5.1. In appeal, ld. CIT (A), following ITAT's order for earlier years, allowed the claim of the assessee by observing as under:-
"21. The revenue is aggrieved and has brought the issue in appeal before the Appellate Tribunal. During the course of hearing, a copy of order of ITAT 'D' Bench, New Delhi in Dell 04 and 3981 Dell 04 in the case of DC1 T. CC-JJ Vs. Sunair Hotel Ltd. (assessee company) dated 2611012007 was filed before us. The order was passed in the appeal filed by the revenue in the block assessment. The Tribunal considered the question whether any disallowance by treating expenditure on construction as bogus was justified The Tribunal noted that certain material collected by the AD was not put to the assessee by the AO Subsequently, on direction of the appellate authority, the matter was re-examined The assessee had further produced material to show that cost of construction declared was lower than similar cost shown by other hotels.
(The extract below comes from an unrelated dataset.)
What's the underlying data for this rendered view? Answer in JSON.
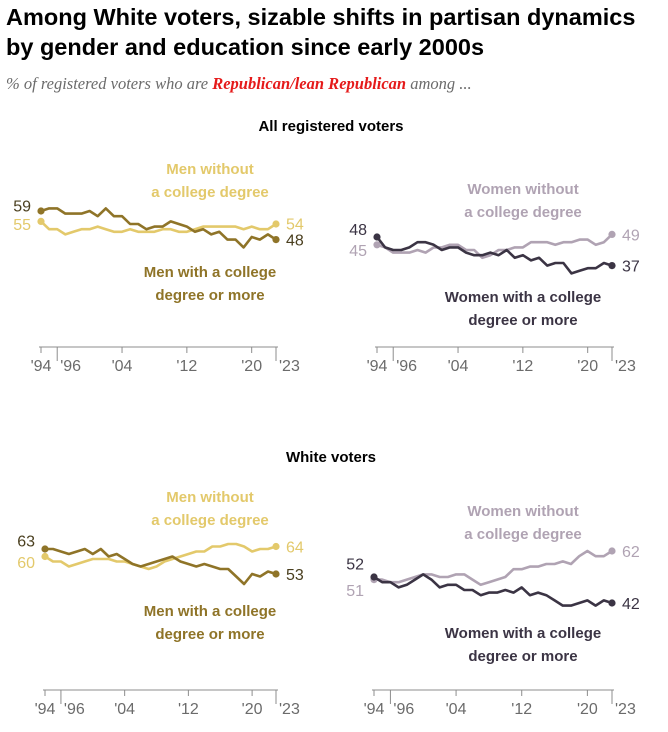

The Tribunal also noted that cost of construction in the books was supported by valuation carried by DVO. The Tribunal accordingly saw no justification for upholding any disallowance or addition on account of bogus expenses on construction. The order of the Id. CIT(A) on the issue was upheld by the Tribunal.
"22. In the light of above order of the Tribunal, we see no justification in sustaining any disallowance of depreciation. As noted earlier, the impugned disallowance as "Protective" is made solely based on similar disallowance and addition made in the block assessment year. No new or fresh material was placed on record to justify addition / disallowance of depreciation in the three years under appeal. The disallowance in block assessment year was deleted by ld. CIT (A) for the reason already discussed above. The said order has been confirmed by ITAT and disallowance of depreciation or of expenses claimed to be incurred on construction has not been sustained. The assessee has placed all the relevant material on record to justify cost of construction. In the above circumstances, we uphold the order of the CIT (A) deleting the disallowance on depreciation in all the years before us.
5.2. We have heard rival submissions. The order of the ld. CIT(A) on the issue in question being in conformity with the orders of the ITAT for earlier years and there being no change in facts and circumstances, we see no reason to interfere in the order of ld. CIT(A) on the issue in question. Ground no. 4 is dismissed."
Since the Tribunal has confirmed the order of the ld. CIT (A) following the order of the Tribunal in the assessee's own case in earlier years, which finding is applicable on the facts of the present year also, therefore, following the judicial precedence, we confirm the order of the ld. CIT(A) and dismiss the grounds raised by the Revenue.”
After perusing the aforesaid finding of the Tribunal, we note that the Tribunal has confirmed the order of the Ld. CIT(A) by following the order earlier order of the Tribunal in assessessee’s own case in earlier years, which finding is also applicable on the facts of the present case also, therefore, following the judicial precedence, we confirm the order of the Ld. CIT(A) on the issue in dispute and dismiss the ground raised by the Revenue.
In the result, the Appeal filed by the Revenue stands dismissed.
Order pronounced in the Open Court on 27/09/2018.